Saturday, 8 October 2016
Old dogs CAN learn new tricks…
Where to start this week?
I am livid, embarrassed and thoroughly depressed at the state of politics in the UK. Beam me up Scotty!! We have elected MPs purporting to support democratic socialism undermining a democratically elected leader, we have Tory MPs degrading and insulting people and MEP's scrapping in Brussels. What a total shambles!! Thank goodness we have the cool, calm and collected Jeremy Corbyn and his team to steer us away from the depths of nationalism!
And while these people, being paid a bloody good salary are playing their silly, childish and dangerous games, we have children in poverty, students facing tens of thousands of pounds of debt, food banks, a NHS close to collapse and an education system not fit for purpose but then the latter is exactly what this Government wants because uneducated people can't see through their lies and bigotry. Let's face it, this Government has trashed all public services and the economy – the EU referendum was a tool they used to hide their incompetence. Even worse they are scapegoating immigrants to divide communities. It is disgraceful. We need urgent laws to stop politicians from being able to blatantly lie – is there an integrity bucket outside the Houses of Parliament for it to be thrown in once they cross the threshold? Thankfully, Jeremy and his team by-pass that bucket. LISTEN TO HIS TRUTHS.

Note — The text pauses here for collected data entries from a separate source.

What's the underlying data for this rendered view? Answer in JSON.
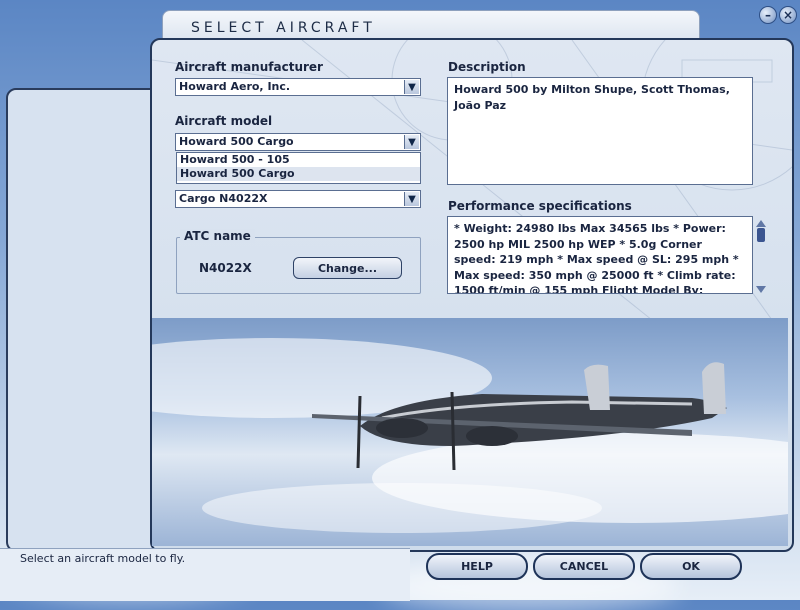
{
  "window": {
    "title": "SELECT AIRCRAFT",
    "minimize_icon": "minimize-icon",
    "close_icon": "close-icon"
  },
  "form": {
    "manufacturer_label": "Aircraft manufacturer",
    "manufacturer_value": "Howard Aero, Inc.",
    "model_label": "Aircraft model",
    "model_value": "Howard 500 Cargo",
    "model_options": [
      "Howard 500 - 105",
      "Howard 500 Cargo"
    ],
    "variation_value": "Cargo N4022X"
  },
  "atc": {
    "label": "ATC name",
    "value": "N4022X",
    "change_label": "Change..."
  },
  "description": {
    "label": "Description",
    "text": "Howard 500 by Milton Shupe, Scott Thomas, João Paz"
  },
  "performance": {
    "label": "Performance specifications",
    "text": "* Weight: 24980 lbs    Max 34565 lbs * Power: 2500 hp MIL  2500 hp WEP * 5.0g Corner speed: 219 mph * Max speed @ SL: 295 mph * Max speed: 350 mph @ 25000 ft * Climb rate: 1500 ft/min @ 155 mph Flight Model By:"
  },
  "status": {
    "text": "Select an aircraft model to fly."
  },
  "buttons": {
    "help": "HELP",
    "cancel": "CANCEL",
    "ok": "OK"
  },
  "colors": {
    "panel_border": "#24385a",
    "accent": "#1a2540"
  }
}
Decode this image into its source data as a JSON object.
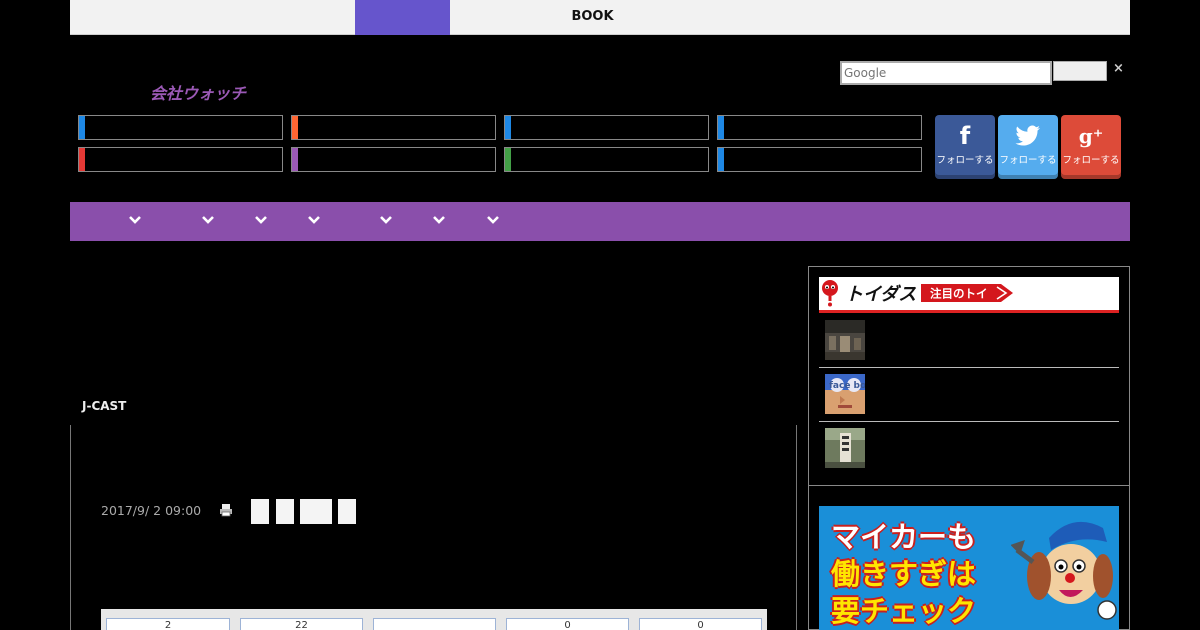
{
  "topbar": {
    "book_label": "BOOK"
  },
  "header": {
    "logo_text": "会社ウォッチ"
  },
  "search": {
    "placeholder": "Google",
    "close_glyph": "×"
  },
  "category_accents": [
    "#1e88e5",
    "#ff6633",
    "#1e88e5",
    "#1e88e5",
    "#e53935",
    "#9b59b6",
    "#43a047",
    "#1e88e5"
  ],
  "social": [
    {
      "name": "facebook",
      "glyph": "f",
      "label": "フォローする",
      "color": "#3b5998"
    },
    {
      "name": "twitter",
      "glyph": "🐦",
      "label": "フォローする",
      "color": "#55acee"
    },
    {
      "name": "google-plus",
      "glyph": "g⁺",
      "label": "フォローする",
      "color": "#dd4b39"
    }
  ],
  "nav": {
    "color": "#8a4fab"
  },
  "article": {
    "source": "J-CAST",
    "date": "2017/9/ 2 09:00",
    "tabs": [
      "2",
      "22",
      "",
      "0",
      "0"
    ]
  },
  "sidebar": {
    "toi_title": "トイダス",
    "toi_tag": "注目のトイ"
  },
  "ad": {
    "line1": "マイカーも",
    "line2": "働きすぎは",
    "line3": "要チェック"
  }
}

One thing I love about University is the diversity of people on campus – student and staff. I feel part of the big, wide world, surrounded by amazing people with fascinating lives and backgrounds. I feel I spend my whole life apologizing for the bigotry being peddled by the politicians. The ignorance scares me and repulses me. I do not and will never support segregation and alienation. Prejudice repulses me. I wish people would understand it is Government policies across the world that prevents us all from living in peace and harmony.
Last night (Friday) we had our constituency Labour Party meeting with guest speaker, Angela Rayner, Shadow Education Secretary. I almost had a very embarrassing moment when she talked of her childhood and the lack of support. Honestly, I had to fight back the tears. It hit right at the heart of how I felt. I managed to hold it together until I got home, when I burst into tears telling Wes what had been said. It's tough getting over deeply embedded feelings - it's little reminders that bring them flooding back.

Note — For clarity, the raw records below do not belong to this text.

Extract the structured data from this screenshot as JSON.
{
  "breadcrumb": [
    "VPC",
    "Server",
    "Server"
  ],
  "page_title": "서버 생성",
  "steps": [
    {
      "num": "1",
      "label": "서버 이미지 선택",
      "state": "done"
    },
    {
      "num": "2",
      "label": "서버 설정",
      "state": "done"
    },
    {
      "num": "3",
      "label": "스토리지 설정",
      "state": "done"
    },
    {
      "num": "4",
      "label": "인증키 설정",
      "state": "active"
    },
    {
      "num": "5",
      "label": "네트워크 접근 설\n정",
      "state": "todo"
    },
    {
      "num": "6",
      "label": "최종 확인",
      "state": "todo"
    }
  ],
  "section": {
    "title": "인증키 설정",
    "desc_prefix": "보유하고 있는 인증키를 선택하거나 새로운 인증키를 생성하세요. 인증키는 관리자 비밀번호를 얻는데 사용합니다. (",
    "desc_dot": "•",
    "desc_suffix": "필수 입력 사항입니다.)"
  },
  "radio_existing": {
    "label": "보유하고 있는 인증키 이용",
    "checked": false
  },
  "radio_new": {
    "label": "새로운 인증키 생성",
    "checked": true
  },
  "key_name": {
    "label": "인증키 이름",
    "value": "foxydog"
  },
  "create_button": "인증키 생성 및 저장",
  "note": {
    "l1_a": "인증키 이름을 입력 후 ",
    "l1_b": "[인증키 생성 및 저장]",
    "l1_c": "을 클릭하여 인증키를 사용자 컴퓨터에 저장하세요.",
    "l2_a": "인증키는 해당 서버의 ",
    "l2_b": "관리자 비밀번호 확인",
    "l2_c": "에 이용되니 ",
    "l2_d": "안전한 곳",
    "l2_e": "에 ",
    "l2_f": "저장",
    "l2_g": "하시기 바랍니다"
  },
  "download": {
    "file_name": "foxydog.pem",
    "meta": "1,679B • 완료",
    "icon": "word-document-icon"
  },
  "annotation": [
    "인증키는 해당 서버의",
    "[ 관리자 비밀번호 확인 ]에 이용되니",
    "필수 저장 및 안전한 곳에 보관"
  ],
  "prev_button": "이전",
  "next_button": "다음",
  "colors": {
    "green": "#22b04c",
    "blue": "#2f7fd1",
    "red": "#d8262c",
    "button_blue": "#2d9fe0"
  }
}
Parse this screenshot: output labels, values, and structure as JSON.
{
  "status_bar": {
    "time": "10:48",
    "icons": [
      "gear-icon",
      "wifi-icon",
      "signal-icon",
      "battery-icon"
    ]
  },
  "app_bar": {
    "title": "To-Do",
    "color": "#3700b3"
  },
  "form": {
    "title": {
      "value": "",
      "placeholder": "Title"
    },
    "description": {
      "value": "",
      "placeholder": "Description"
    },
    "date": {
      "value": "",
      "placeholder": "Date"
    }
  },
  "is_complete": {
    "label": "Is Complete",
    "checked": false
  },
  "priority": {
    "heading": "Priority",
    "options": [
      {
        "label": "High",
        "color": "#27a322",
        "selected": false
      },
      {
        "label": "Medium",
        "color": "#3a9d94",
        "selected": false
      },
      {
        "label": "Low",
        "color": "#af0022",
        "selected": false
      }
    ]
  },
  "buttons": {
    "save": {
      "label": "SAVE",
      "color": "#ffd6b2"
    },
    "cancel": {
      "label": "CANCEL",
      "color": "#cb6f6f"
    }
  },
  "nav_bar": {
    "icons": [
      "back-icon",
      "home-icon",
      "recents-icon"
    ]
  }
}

BUT…and it's a HUGE but… last night I realised how far I have come… ON MY OWN. I know I can achieve my ultimate goals. I have had a brilliant week at University – I am organized and learning things I never imagined I would, including Portuguese. I am proof you can teach an old dog new tricks. Don't let anyone tell you otherwise.

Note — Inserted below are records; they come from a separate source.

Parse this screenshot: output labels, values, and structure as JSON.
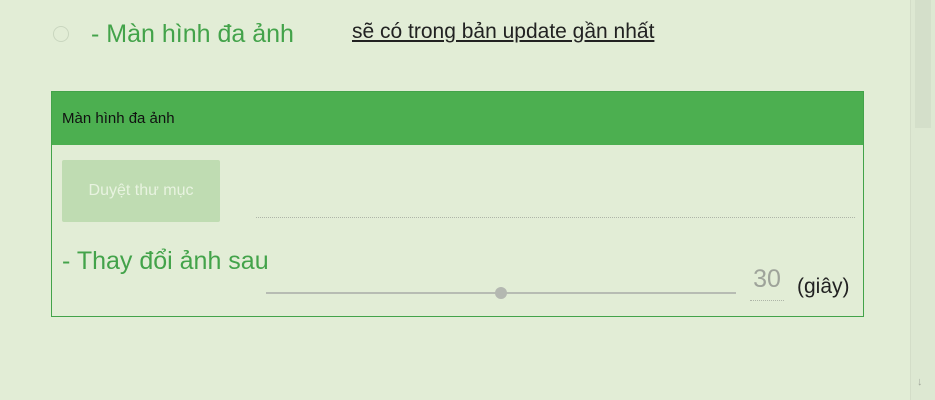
{
  "option": {
    "label": "- Màn hình đa ảnh",
    "selected": false
  },
  "update_notice": "sẽ có trong bản update gần nhất",
  "panel": {
    "title": "Màn hình đa ảnh",
    "browse_button": "Duyệt thư mục",
    "folder_path": "",
    "change_label": "- Thay đổi ảnh sau",
    "interval_seconds": "30",
    "slider_level": 0.5,
    "unit": "(giây)"
  },
  "icons": {
    "scroll_down": "arrow-down-icon"
  },
  "colors": {
    "accent_green": "#4caf50",
    "label_green": "#43a34a",
    "background": "#e2edd6"
  }
}
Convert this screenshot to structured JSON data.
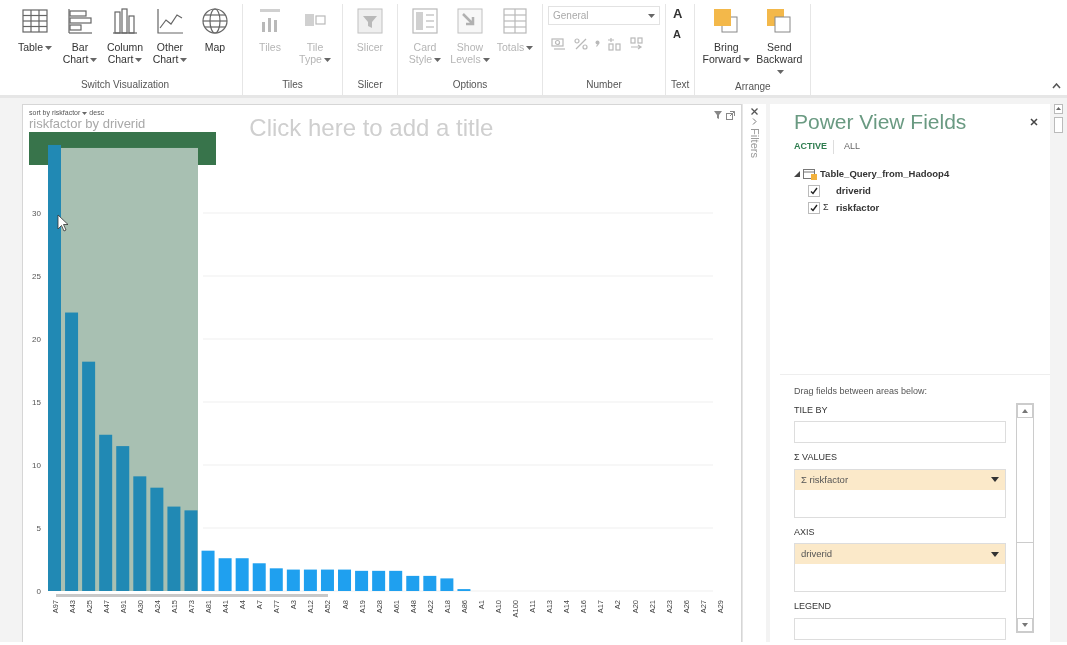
{
  "ribbon": {
    "groups": [
      {
        "kind": "large",
        "label": "Switch Visualization",
        "buttons": [
          {
            "label": "Table",
            "dropdown": true,
            "disabled": false
          },
          {
            "label": "Bar Chart",
            "dropdown": true,
            "disabled": false
          },
          {
            "label": "Column Chart",
            "dropdown": true,
            "disabled": false
          },
          {
            "label": "Other Chart",
            "dropdown": true,
            "disabled": false
          },
          {
            "label": "Map",
            "dropdown": false,
            "disabled": false
          }
        ]
      },
      {
        "kind": "large",
        "label": "Tiles",
        "buttons": [
          {
            "label": "Tiles",
            "dropdown": false,
            "disabled": true
          },
          {
            "label": "Tile Type",
            "dropdown": true,
            "disabled": true
          }
        ]
      },
      {
        "kind": "large",
        "label": "Slicer",
        "buttons": [
          {
            "label": "Slicer",
            "dropdown": false,
            "disabled": true
          }
        ]
      },
      {
        "kind": "large",
        "label": "Options",
        "buttons": [
          {
            "label": "Card Style",
            "dropdown": true,
            "disabled": true
          },
          {
            "label": "Show Levels",
            "dropdown": true,
            "disabled": true
          },
          {
            "label": "Totals",
            "dropdown": true,
            "disabled": true
          }
        ]
      },
      {
        "kind": "number",
        "label": "Number",
        "combo": {
          "value": "General",
          "disabled": true
        },
        "small_buttons": [
          {
            "disabled": true
          },
          {
            "disabled": true
          },
          {
            "disabled": true
          },
          {
            "disabled": true
          },
          {
            "disabled": true
          }
        ]
      },
      {
        "kind": "font",
        "label": "Text",
        "text_buttons": [
          {
            "label": "A",
            "disabled": false
          },
          {
            "label": "A",
            "disabled": false
          }
        ]
      },
      {
        "kind": "large",
        "label": "Arrange",
        "buttons": [
          {
            "label": "Bring Forward",
            "dropdown": true,
            "disabled": false
          },
          {
            "label": "Send Backward",
            "dropdown": true,
            "disabled": false
          }
        ]
      }
    ]
  },
  "canvas": {
    "title_placeholder": "Click here to add a title",
    "chart": {
      "sort_label": "sort by riskfactor",
      "sort_order": "desc",
      "title": "riskfactor by driverid",
      "chart_data": {
        "type": "bar",
        "stacked": true,
        "grid": true,
        "categories": [
          "A97",
          "A43",
          "A25",
          "A47",
          "A91",
          "A30",
          "A24",
          "A15",
          "A73",
          "A81",
          "A41",
          "A4",
          "A7",
          "A77",
          "A3",
          "A12",
          "A52",
          "A8",
          "A19",
          "A28",
          "A61",
          "A48",
          "A22",
          "A18",
          "A86",
          "A1",
          "A10",
          "A100",
          "A11",
          "A13",
          "A14",
          "A16",
          "A17",
          "A2",
          "A20",
          "A21",
          "A23",
          "A26",
          "A27",
          "A29"
        ],
        "series": [
          {
            "color": "#2189b4",
            "values": [
              35.4,
              22.1,
              18.2,
              12.4,
              11.5,
              9.1,
              8.2,
              6.7,
              6.4,
              null,
              null,
              null,
              null,
              null,
              null,
              null,
              null,
              null,
              null,
              null,
              null,
              null,
              null,
              null,
              null,
              null,
              null,
              null,
              null,
              null,
              null,
              null,
              null,
              null,
              null,
              null,
              null,
              null,
              null,
              null
            ]
          },
          {
            "color": "#1fa0ef",
            "values": [
              null,
              null,
              null,
              null,
              null,
              null,
              null,
              null,
              null,
              3.2,
              2.6,
              2.6,
              2.2,
              1.8,
              1.7,
              1.7,
              1.7,
              1.7,
              1.6,
              1.6,
              1.6,
              1.2,
              1.2,
              1.0,
              0.15,
              0,
              0,
              0,
              0,
              0,
              0,
              0,
              0,
              0,
              0,
              0,
              0,
              0,
              0,
              0
            ]
          }
        ],
        "ylim": [
          0,
          35.4
        ],
        "yticks": [
          0,
          5,
          10,
          15,
          20,
          25,
          30
        ]
      }
    }
  },
  "filters_pane": {
    "label": "Filters"
  },
  "fields_pane": {
    "title": "Power View Fields",
    "tabs": [
      {
        "label": "ACTIVE",
        "selected": true
      },
      {
        "label": "ALL",
        "selected": false
      }
    ],
    "tables": [
      {
        "name": "Table_Query_from_Hadoop4",
        "expanded": true,
        "fields": [
          {
            "name": "driverid",
            "checked": true
          },
          {
            "name": "riskfactor",
            "prefix": "Σ",
            "checked": true
          }
        ]
      }
    ],
    "areas_hint": "Drag fields between areas below:",
    "areas": [
      {
        "label": "TILE BY"
      },
      {
        "label": "Σ VALUES",
        "items": [
          {
            "label": "Σ riskfactor"
          }
        ]
      },
      {
        "label": "AXIS",
        "items": [
          {
            "label": "driverid"
          }
        ]
      },
      {
        "label": "LEGEND"
      }
    ]
  }
}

Today (Saturday) the boys are happily doing their own thing so I am going to be reading – ICT and the Environment AND Managing Information in a Digital Economy… it won't float everyone's boat but it does mine.I guess the lesson this week has to be to find something you love and go for it. Don't let people put you off. For me, it is books and reading and writing. I feel reinvigorated even though I am physically exhausted. The exhaustion is from being a Mum of a student who has well and truly found student life!! It was Leeds varsity this week…need I say more.
Sometimes it is really tough and seems impossible, to break a downward cycle. I know from bitter experience BUT it can be done.My advice, for what it is worth:
1. Pick something you love
2. Ignore the doubters
3. Get rid of the doubters – yep! Totally GONE.
4. Never, ever accept you have to 'fit in' or 'conform' - Some rules are meant to be broken like shackles off slaves!
5. Get support – surround yourself with people who believe in you.
6. Work hard
7. Keep going
Sod what 'society' expects! Nothing ever changes if we all stay the same. For thirty plus years I've been an outcast, daring to use the 's' word – SOCIALISM. Ha…now…I can say…I was right!
Be the exception to the rule. For the first time in my long, bumpy road, I know I want to be a researcher/lecturer and continue to write. Me…from a council estate and a single Mum. How dare I break the mould. How dare I get ideas above my station?
I DARE and I WILL. I hope you will too. Whatever 'it' is – DO IT! FLIPPING DO IT!!
We can all change the world in our own, unique way.